In another example, the 1989 Supreme Court copyright case, CCN v. Reid, The Community for Creative Non-Violence commissioned artist James Earl Reid to fabricate a sculpture titled Third World Country and later filed competing copyrights as it had not been laid out in a clear contract. The artists and the non-profit had disputes over the materials to be used, its subsequent durability and longevity, as well as the amount of travel the sculpture would endure in a traveling exhibition. Though they did enter a contract, it was flawed in the sense it did not consider factors that later resulted in these legal disputes between the parties. A contract drawn with these issues in mind could have prevented the case, and maintained a relationship between the artist and commissioning organization, as well as preserved the artist’s work and the integrity and longevity of both the artwork and the non-profit it was intended to benefit. The artwork currently resides in the basement of a shelter.
Any contract an artist considers entering should be reviewed by an attorney first. This holds especially true when dealing with high financial considerations, artist rights, and long-term agreements. Many non-profit and legal organizations offer free reviews to artists or even educational workshops. Local chapters of Volunteer Lawyers for the Arts (VLA) are available across the United States and offer artists guidance through legal workshops, pro-bono consultations, and reduced fees. Art consultants, advisors, and other mediators can help review or create contracts as well. The signers should have a reasonable amount of time to review any contracts thoroughly and may request revisions prior to signing.
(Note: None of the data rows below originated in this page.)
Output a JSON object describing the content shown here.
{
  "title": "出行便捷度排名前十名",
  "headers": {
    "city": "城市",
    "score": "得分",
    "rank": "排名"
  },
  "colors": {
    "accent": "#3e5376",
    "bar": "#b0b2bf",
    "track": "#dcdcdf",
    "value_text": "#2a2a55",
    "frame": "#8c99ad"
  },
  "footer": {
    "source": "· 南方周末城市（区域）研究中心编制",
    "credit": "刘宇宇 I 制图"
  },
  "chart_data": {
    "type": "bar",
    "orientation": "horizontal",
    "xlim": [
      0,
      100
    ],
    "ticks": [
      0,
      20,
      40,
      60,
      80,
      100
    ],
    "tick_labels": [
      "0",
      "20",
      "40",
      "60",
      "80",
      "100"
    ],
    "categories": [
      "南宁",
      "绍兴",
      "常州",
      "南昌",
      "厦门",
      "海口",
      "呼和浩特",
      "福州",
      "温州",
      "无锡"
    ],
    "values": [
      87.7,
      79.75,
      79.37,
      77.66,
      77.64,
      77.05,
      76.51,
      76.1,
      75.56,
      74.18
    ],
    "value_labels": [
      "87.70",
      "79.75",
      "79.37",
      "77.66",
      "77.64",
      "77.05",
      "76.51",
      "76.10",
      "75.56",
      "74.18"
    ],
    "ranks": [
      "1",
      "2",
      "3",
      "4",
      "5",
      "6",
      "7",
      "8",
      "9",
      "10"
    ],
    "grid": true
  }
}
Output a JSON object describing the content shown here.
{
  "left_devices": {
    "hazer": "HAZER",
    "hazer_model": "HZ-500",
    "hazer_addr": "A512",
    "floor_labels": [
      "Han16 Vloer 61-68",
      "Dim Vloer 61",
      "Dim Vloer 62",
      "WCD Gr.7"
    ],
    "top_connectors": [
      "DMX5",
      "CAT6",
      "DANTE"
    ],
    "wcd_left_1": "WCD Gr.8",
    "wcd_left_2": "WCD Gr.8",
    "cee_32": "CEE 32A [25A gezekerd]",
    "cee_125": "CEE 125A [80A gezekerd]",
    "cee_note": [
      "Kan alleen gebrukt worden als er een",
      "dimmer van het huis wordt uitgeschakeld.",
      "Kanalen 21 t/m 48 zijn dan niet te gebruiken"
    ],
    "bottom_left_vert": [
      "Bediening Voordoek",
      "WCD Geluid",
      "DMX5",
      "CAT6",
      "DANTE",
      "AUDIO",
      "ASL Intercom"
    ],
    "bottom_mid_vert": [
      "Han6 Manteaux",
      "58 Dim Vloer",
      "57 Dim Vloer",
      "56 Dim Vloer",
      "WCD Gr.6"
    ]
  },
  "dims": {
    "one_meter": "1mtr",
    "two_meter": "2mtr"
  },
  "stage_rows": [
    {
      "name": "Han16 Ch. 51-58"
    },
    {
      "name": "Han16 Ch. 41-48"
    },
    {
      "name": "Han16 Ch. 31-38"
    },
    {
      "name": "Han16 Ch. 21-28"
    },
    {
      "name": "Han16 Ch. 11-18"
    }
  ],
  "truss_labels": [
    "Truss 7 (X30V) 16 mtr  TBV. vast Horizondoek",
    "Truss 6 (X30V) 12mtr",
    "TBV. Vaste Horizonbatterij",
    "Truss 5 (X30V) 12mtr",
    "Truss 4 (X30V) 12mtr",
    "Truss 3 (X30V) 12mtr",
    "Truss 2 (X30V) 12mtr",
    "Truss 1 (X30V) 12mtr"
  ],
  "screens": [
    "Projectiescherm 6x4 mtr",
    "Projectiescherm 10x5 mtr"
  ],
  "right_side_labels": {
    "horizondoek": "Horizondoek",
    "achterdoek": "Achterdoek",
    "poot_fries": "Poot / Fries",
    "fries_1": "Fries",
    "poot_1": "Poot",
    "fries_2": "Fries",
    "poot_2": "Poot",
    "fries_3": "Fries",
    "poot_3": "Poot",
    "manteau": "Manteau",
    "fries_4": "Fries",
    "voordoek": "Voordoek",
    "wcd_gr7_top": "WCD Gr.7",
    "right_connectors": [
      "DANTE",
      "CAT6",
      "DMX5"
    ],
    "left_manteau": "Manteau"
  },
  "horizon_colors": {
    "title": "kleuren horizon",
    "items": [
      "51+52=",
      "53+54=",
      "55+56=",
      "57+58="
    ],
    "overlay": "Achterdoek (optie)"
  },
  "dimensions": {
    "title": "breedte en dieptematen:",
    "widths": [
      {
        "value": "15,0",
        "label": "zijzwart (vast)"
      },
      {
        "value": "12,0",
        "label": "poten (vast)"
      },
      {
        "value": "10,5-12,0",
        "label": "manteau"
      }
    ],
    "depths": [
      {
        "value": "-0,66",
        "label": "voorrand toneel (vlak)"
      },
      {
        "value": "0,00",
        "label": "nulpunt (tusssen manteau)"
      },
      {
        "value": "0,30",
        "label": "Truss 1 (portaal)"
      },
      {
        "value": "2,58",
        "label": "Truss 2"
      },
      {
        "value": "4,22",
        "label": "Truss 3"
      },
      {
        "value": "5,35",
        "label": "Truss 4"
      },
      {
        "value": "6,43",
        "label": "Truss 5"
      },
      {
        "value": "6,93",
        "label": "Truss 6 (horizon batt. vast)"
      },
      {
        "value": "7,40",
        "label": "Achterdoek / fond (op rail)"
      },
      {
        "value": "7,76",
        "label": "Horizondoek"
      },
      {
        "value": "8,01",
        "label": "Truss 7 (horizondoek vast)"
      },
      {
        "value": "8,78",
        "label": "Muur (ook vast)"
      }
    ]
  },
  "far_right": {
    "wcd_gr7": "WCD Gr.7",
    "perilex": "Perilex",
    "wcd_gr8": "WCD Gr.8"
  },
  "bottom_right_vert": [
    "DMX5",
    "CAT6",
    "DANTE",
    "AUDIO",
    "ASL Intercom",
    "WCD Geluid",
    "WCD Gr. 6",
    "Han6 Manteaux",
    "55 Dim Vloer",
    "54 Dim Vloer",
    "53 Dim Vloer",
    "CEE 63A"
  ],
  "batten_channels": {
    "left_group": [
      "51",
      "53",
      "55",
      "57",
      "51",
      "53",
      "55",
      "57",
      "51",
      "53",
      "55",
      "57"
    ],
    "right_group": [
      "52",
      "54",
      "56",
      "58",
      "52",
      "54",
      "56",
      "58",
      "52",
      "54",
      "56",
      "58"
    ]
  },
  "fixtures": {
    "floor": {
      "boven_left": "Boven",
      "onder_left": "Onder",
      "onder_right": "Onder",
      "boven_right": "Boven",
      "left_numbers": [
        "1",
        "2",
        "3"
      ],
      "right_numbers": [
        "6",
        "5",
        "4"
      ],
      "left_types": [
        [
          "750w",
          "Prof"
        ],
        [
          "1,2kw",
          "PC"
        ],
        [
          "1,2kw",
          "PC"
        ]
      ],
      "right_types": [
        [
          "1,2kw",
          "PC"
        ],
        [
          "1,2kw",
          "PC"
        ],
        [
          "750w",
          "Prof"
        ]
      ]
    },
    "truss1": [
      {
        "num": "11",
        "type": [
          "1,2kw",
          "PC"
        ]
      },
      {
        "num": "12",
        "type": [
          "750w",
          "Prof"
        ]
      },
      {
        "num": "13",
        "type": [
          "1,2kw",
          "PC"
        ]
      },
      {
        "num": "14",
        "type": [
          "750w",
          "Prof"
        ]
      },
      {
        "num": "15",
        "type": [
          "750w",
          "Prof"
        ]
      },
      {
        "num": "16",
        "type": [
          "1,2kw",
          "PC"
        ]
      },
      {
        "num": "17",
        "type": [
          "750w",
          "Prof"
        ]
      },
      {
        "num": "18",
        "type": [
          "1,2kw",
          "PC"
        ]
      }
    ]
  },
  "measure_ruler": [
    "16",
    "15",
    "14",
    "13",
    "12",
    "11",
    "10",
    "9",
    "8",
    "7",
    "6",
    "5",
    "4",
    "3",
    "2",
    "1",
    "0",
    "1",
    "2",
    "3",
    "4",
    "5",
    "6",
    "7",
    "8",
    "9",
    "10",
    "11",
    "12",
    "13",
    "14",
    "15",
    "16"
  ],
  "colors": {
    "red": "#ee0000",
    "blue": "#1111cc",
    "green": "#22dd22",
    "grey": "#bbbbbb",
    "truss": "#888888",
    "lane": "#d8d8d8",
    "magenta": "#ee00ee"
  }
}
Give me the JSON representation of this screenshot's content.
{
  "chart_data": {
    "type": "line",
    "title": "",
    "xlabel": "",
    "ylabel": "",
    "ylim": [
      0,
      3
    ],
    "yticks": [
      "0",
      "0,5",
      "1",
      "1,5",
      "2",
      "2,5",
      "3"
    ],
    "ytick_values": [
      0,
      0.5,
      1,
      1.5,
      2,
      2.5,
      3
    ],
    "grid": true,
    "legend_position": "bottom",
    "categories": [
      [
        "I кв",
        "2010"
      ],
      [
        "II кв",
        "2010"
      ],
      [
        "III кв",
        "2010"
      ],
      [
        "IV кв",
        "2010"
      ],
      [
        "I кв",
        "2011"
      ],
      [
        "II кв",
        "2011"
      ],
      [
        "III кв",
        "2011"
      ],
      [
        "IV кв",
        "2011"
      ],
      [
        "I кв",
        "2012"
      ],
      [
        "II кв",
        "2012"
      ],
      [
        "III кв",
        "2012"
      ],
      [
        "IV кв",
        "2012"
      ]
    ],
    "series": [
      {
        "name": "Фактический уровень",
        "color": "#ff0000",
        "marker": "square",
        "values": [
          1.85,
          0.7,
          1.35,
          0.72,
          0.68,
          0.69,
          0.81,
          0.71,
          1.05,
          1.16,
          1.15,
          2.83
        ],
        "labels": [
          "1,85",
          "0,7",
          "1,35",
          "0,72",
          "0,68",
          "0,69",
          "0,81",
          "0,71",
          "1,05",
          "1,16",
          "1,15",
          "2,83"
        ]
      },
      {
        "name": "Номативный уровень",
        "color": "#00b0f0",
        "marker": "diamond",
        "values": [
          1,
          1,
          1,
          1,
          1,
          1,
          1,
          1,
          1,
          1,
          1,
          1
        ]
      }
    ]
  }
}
While contracts have been important throughout the history of art, they are not going anywhere. Artists and other players in the art market are now seeing “smart-contracts” come into play with NFTs (Non-Fungible Tokens). An underlying contract typically exists underneath the collectible item. Artists and collectors will find it equally as important to review all terms of that contract before making a transaction as in the traditional physical art market. Regardless of the type of art and its form, attention to contracts and their details are important in art transactions for artists and those they work with.